Séance en hémicycle du lundi 13 novembre 2017 à 15h00
Projet de loi de finances rectificative pour 2017 — Présentation

Photo issue du site de l'Assemblée nationale ou de WikipediaÉric Woerth, président de la commission des finances, de l'économie générale et du contrôle budgétaire :

Madame la présidente, monsieur le ministre, monsieur le rapporteur général, chers collègues, je serai moi-même assez bref. Nous sommes à nouveau réunis pour discuter de ce texte. Sur la forme, nous avons contesté la nécessité de convoquer l'Assemblée en urgence sur un projet de loi de finances rectificative, sachant que le collectif de fin d'année arrive dans quelques jours : nous aurions pu loger le présent texte dans le collectif, sans conséquence particulière ou négative sur le solde de 2017. J'ai indiqué que j'y voyais une volonté de communication : si cela n'est pas nécessairement négatif – on peut vouloir communiquer pour tirer les enseignements des erreurs commises par le passé – il y a une théâtralisation fiscale de la part du Gouvernement sur ce texte.

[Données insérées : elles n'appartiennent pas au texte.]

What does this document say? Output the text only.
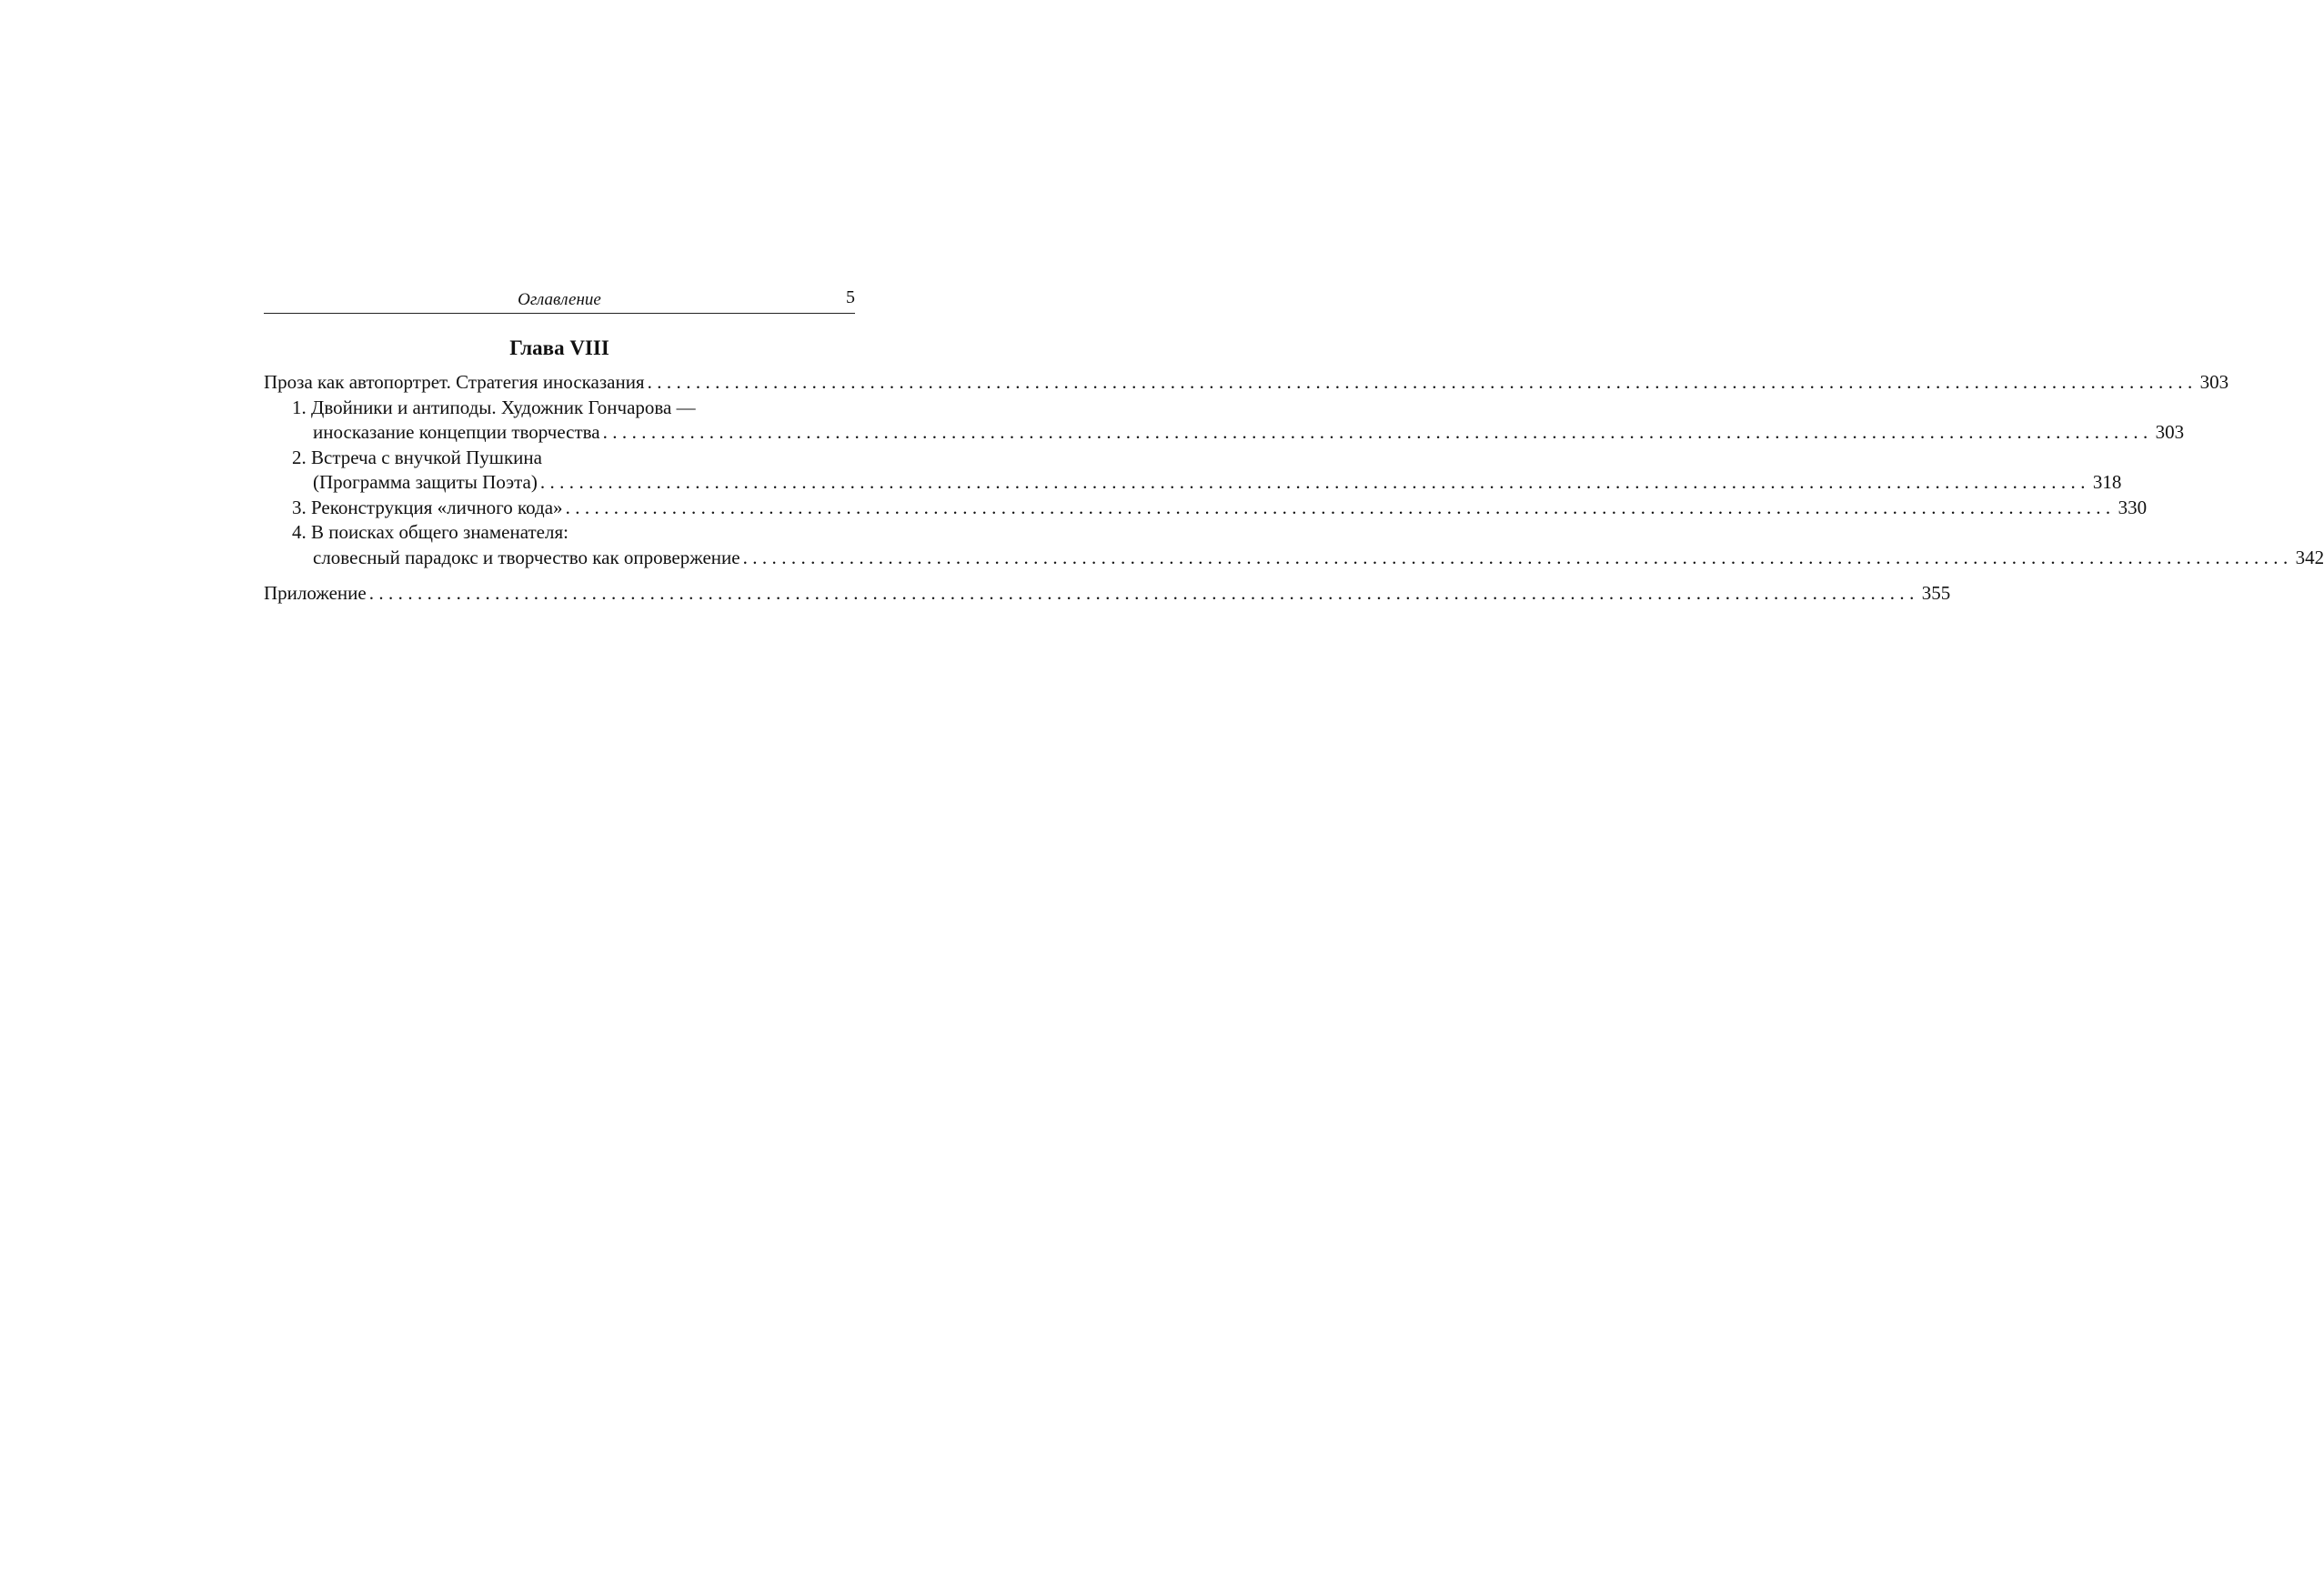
Оглавление	5
Глава VIII
Проза как автопортрет. Стратегия иносказания ................................................................................................................................................................ 303
1. Двойники и антиподы. Художник Гончарова —
иносказание концепции творчества ................................................................................................................................................................ 303
2. Встреча с внучкой Пушкина
(Программа защиты Поэта) ................................................................................................................................................................ 318
3. Реконструкция «личного кода» ................................................................................................................................................................ 330
4. В поисках общего знаменателя:
словесный парадокс и творчество как опровержение ................................................................................................................................................................ 342
Приложение ................................................................................................................................................................ 355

J'ai entendu ce qu'a dit le ministre sur le rapport de l'IGF – inspection générale des finances. Nous n'avons pas lu ce rapport mais nous sommes tout d'abord sensibles à l'idée que le Parlement l'obtienne immédiatement : c'est une bonne manière de faire. En outre, les services de Bercy, emmenés par le ministre, sauront en tirer tous les enseignements, tant sur la prise de décision fiscale sur des sujets aussi complexes que sur l'incapacité d'amender ou de remédier aux conséquences d'erreurs, dès lors que l'on commence à réaliser qu'il s'agit d'une erreur. Il faudra donc aller au bout de ces enseignements pour consolider nos institutions face à de telles incertitudes – je rappelle que 10 milliards d'euros sont en jeu !

Cela étant, le calendrier de remboursement n'est-il pas un peu surprenant ? Si ! Dans le projet de loi de programmation des finances publiques, vous aviez prévu de rembourser 5 milliards en quatre ans. Désormais, pour rembourser 10 milliards, vous prévoyez deux ans. On peut regretter que cela ne soit pas 20 milliards : il n'aurait plus fallu qu'une année pour rembourser ! Bref, je m'étonne que la solution soit plus facile à trouver lorsque le montant à rembourser est le double du montant initial.

Je vois trois points faibles – même si, étant dans l'opposition, je pourrais en voir un peu plus. Premier point faible : dès lors que vous singularisiez un collectif budgétaire sur ce sujet, vous auriez dû nous expliquer comment vous rembourserez les 5 milliards de 2018. Il fallait faire un ensemble, expliquer au Parlement comment les entreprises paieraient les 5 milliards de 2017 et comment vous intégreriez les 5 milliards de 2018 dans le projet de loi de finances, au-delà de la seule dégradation du solde et du recours à l'emprunt pour ces 5 milliards auxquels vous ne vous attendiez pas. Vous me répondrez que cela peut être traité dans le collectif de fin d'année : certes, mais puisque vous présentez un texte spécifique, il fallait proposer une solution globale sur ce sujet.